Collected HIV/AIDS data are analyzed and published annually in the HIV Surveillance Report and slide sets found at http://www.cdc.gov/hiv/topics/surveillance/index.htm. Typically the surveillance report is completed and published approximately 6-9 months after the data are finalized. Cases reported to CDC by the end of June are used for the year end surveillance report summarizing data through the end of the calendar year. For example HIV surveillance data for 2010 were finalized in June 2011 and the report was posted on the Division of HIV/AIDS (DHAP) web site and distributed to state and city HIV/AIDS surveillance coordinators in the first quarter 2012. The time between data finalization and report publication even with this additional time still provides prompt dissemination of current HIV morbidity trends and timely evidence for decision makers related to program planning, evaluation, and resource allocation.


For the ongoing HIV surveillance data collection, the following adjusted annual time schedule in presented Exhibit 16 A. This annual estimate is based on the experience of the previous five years of data collection, analyses, and publication. Note this is an ongoing data collection cycle. Data are collected continuously throughout the three year OMB approval period.

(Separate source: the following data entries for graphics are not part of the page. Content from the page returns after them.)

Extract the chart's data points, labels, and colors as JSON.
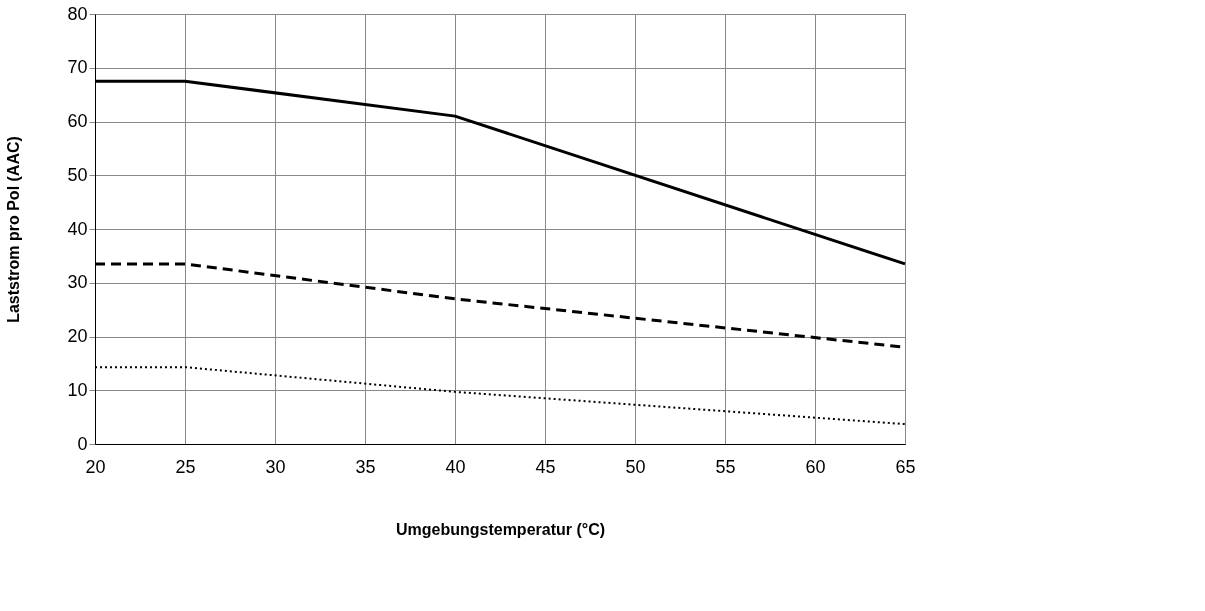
{
  "chart_data": {
    "type": "line",
    "xlabel": "Umgebungstemperatur (°C)",
    "ylabel": "Laststrom pro Pol (AAC)",
    "xlim": [
      20,
      65
    ],
    "xticks": [
      20,
      25,
      30,
      35,
      40,
      45,
      50,
      55,
      60,
      65
    ],
    "ylim": [
      0,
      80
    ],
    "yticks": [
      0,
      10,
      20,
      30,
      40,
      50,
      60,
      70,
      80
    ],
    "grid": true,
    "marker": "none",
    "series": [
      {
        "color": "#000000",
        "line_style": "solid",
        "x": [
          20,
          25,
          40,
          65
        ],
        "values": [
          67.5,
          67.5,
          61,
          33.5
        ]
      },
      {
        "color": "#000000",
        "line_style": "dashed",
        "x": [
          20,
          25,
          40,
          65
        ],
        "values": [
          33.5,
          33.5,
          27,
          18
        ]
      },
      {
        "color": "#000000",
        "line_style": "dotted",
        "x": [
          20,
          25,
          40,
          65
        ],
        "values": [
          14.3,
          14.3,
          9.7,
          3.7
        ]
      }
    ]
  }
}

The HIV data are also included in DHAP publications and materials for training and education of health care providers, researchers, the general public, and the media. Numerous publications have resulted and will continue to result from the data. Special analyses are periodically conducted by DHAP staff to summarize key trends, identify high risk groups, and assist in developing new prevention strategies. These analyses are often published in peer-reviewed scientific journals. CDC also has distributed SAS analysis programs for areas to make standard site-specific tables and figures for use in their epidemiologic profiles for HIV Prevention and Ryan White Care Act community planning. These tools improve utilization of HIV data at the State and local levels. DHAP/CDC also responds to special data requests to assist other government agencies and organizations in their HIV prevention activities.



Exhibit 16.A Project Time Schedule for Each Annual Data Collection*


Activity


Time Schedule

Complete/submit forms 1-12 months after OMB approval


1-12 months after OMB approval

Final data validation

13-14 months after OMB approval

Final data analysis

15-17 months after OMB approval

Final annual report publication

18-23 months after OMB approval

Dissemination of results in other formats (e.g., supplemental reports, peer review articles)

23-36 months after OMB approval

*Note this is an annualized estimate; Data are collected continuously throughout the three year period.


17. Reason(s) Display of OMB Expiration Date is Inappropriate


DHAP/CDC is not seeking an exception to the required display of the expiration date for the forms.

18. Exceptions to Certification for Paperwork Reduction Act (PRA) Submissions 5CFR 1320.3(h)(1)-(10)5CFR 1320.3(h)(1)-(10)


There are no exceptions to the certification.